Tackling the climate emergency should involve those knowledgeable in the arts, business owners, farmers, landowners, developers, and investors, say researchers.
The UKRI-funded project highlights ‘multiple contradictions’ in the pathways to net-zero, including losses of biodiversity, human wellbeing and cultural knowledge of the landscape.
The interdisciplinary group of researchers are therefore calling for winder-reaching solutions.
The researchers recommend that there is a greater focus on locally-devolved decisions in land-use solutions, as a one-size-fits-all approach to net-zero landscape management could be damaging in certain environments.
As well as studying the physical impact of landscape decisions, the researchers also say that action should be taken within the full context of the social consequences of these changes; for example, in the case of sudden large-scale changes to farming.

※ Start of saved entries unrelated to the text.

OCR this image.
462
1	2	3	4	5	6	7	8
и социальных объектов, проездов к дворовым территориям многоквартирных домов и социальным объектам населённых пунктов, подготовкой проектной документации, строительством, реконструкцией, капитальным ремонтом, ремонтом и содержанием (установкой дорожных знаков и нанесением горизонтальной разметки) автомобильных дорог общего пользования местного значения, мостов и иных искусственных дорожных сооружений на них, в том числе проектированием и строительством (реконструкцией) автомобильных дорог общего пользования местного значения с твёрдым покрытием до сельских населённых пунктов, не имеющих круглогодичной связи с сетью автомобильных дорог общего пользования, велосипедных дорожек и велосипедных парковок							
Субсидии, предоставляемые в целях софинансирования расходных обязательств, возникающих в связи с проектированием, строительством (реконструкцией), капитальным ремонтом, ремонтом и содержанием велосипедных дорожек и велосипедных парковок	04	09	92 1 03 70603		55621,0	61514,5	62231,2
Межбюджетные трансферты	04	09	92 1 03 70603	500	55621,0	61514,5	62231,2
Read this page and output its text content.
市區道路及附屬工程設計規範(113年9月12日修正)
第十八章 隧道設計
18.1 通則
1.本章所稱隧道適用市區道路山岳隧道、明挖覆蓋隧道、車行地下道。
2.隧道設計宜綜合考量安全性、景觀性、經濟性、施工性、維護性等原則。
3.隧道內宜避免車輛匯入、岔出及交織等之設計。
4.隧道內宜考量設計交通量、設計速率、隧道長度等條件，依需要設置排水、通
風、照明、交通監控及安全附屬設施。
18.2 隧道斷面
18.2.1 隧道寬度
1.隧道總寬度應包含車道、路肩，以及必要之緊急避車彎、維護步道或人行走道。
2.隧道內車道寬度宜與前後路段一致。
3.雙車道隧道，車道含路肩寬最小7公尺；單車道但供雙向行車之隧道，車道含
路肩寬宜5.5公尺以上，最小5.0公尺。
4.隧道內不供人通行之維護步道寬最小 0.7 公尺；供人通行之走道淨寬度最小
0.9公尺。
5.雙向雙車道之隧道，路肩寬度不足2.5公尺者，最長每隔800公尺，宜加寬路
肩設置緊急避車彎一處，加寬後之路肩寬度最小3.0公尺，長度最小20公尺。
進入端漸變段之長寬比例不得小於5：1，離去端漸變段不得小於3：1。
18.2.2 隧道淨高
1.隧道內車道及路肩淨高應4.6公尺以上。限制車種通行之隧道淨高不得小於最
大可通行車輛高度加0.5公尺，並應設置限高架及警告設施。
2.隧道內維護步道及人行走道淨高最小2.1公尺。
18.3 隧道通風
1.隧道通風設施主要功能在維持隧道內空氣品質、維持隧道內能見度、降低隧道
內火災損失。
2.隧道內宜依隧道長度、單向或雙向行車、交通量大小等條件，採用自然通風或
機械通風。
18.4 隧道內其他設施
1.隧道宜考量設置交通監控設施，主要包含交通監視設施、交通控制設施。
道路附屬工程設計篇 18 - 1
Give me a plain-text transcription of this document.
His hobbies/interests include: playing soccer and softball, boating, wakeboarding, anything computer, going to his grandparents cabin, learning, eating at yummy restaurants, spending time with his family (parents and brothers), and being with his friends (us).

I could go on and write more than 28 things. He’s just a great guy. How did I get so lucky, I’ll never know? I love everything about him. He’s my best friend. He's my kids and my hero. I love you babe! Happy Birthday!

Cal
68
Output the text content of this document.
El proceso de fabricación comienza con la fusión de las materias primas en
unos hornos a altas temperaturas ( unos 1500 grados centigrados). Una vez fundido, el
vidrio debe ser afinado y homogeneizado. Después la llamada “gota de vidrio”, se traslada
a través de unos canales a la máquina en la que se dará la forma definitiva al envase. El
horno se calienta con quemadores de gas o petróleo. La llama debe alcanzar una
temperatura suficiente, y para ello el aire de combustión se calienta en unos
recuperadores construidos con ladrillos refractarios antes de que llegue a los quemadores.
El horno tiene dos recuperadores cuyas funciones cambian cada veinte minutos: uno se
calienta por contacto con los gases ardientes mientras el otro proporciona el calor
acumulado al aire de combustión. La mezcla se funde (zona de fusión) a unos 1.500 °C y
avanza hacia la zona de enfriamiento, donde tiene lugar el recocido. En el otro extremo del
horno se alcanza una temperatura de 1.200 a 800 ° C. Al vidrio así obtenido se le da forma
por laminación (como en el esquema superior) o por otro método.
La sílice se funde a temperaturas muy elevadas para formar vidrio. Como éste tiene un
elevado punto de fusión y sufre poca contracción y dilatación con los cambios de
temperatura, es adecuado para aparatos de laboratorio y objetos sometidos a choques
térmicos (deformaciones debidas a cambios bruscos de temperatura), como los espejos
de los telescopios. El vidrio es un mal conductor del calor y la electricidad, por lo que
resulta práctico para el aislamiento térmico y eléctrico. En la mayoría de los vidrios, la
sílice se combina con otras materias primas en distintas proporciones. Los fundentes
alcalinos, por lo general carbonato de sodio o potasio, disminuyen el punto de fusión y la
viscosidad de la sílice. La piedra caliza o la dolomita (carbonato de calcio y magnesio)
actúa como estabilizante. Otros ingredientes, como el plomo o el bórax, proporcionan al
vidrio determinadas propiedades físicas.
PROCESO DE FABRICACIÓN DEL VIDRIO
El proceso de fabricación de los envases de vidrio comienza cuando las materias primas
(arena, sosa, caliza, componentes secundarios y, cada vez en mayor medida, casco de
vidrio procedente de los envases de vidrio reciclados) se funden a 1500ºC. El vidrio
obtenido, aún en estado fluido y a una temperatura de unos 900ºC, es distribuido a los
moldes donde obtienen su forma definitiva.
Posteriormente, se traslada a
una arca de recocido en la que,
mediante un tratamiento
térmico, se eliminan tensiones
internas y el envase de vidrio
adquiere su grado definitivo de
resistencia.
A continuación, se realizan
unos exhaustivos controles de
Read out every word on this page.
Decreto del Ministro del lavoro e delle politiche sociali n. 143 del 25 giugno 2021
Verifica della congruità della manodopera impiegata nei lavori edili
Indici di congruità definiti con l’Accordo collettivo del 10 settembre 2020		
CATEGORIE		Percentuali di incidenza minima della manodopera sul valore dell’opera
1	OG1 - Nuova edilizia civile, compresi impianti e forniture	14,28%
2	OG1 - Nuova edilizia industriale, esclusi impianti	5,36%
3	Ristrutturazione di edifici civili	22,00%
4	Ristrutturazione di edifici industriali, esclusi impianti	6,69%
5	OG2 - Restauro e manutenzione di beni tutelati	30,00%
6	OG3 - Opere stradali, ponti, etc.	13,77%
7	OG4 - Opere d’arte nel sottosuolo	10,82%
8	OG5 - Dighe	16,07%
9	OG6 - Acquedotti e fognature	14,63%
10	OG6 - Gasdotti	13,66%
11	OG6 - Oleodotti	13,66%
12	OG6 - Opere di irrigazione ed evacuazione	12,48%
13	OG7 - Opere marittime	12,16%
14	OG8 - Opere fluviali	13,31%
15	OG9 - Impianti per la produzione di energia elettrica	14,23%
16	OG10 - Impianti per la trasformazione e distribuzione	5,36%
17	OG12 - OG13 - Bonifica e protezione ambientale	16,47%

The group does, however, recognise that ‘swift action is essential, otherwise, we head deeper towards an inability to reach net-zero carbon targets, contribute to biodiversity collapse and, promote societal disengagement with landscapes.’
Dr. Beth Cole is Senior Research Fellow for the Landscape Decisions Programme, based at the University of Leicester, and lead author for the report said: ‘To reach the net-zero goals we need to make some challenging decisions about the way we use, manage, and interact with landscapes in the UK.
‘These landscape decisions are dependent upon many factors including the environmental characteristics, and the geographic location of the land, but in this report, we also consider the wider social framing of these decisions and call for inclusive, place-specific net-zero practices within landscapes that support both biodiversity and people.
‘Collaborating across disciplines this group of researchers together make a team that is greater than the sum of its parts and who have broken down some of the silos this urgent issue is normally approached from.’
Dr. Katharine Earnshaw, a co-author based in the University of Exeter’s Department of Classics and Ancient History, added: ‘We have an urgent need to think about the culture of change – not just what could be possible on paper. This means a better consideration of the whole picture: social and ethical ideas – the habits of thinking – alongside empirical evidence, taking account of past, present, and future.
‘This novel report demonstrates the genuine benefits of working across different subjects and with communities and businesses so that we do not reproduce the inequalities that have led us to this crisis.’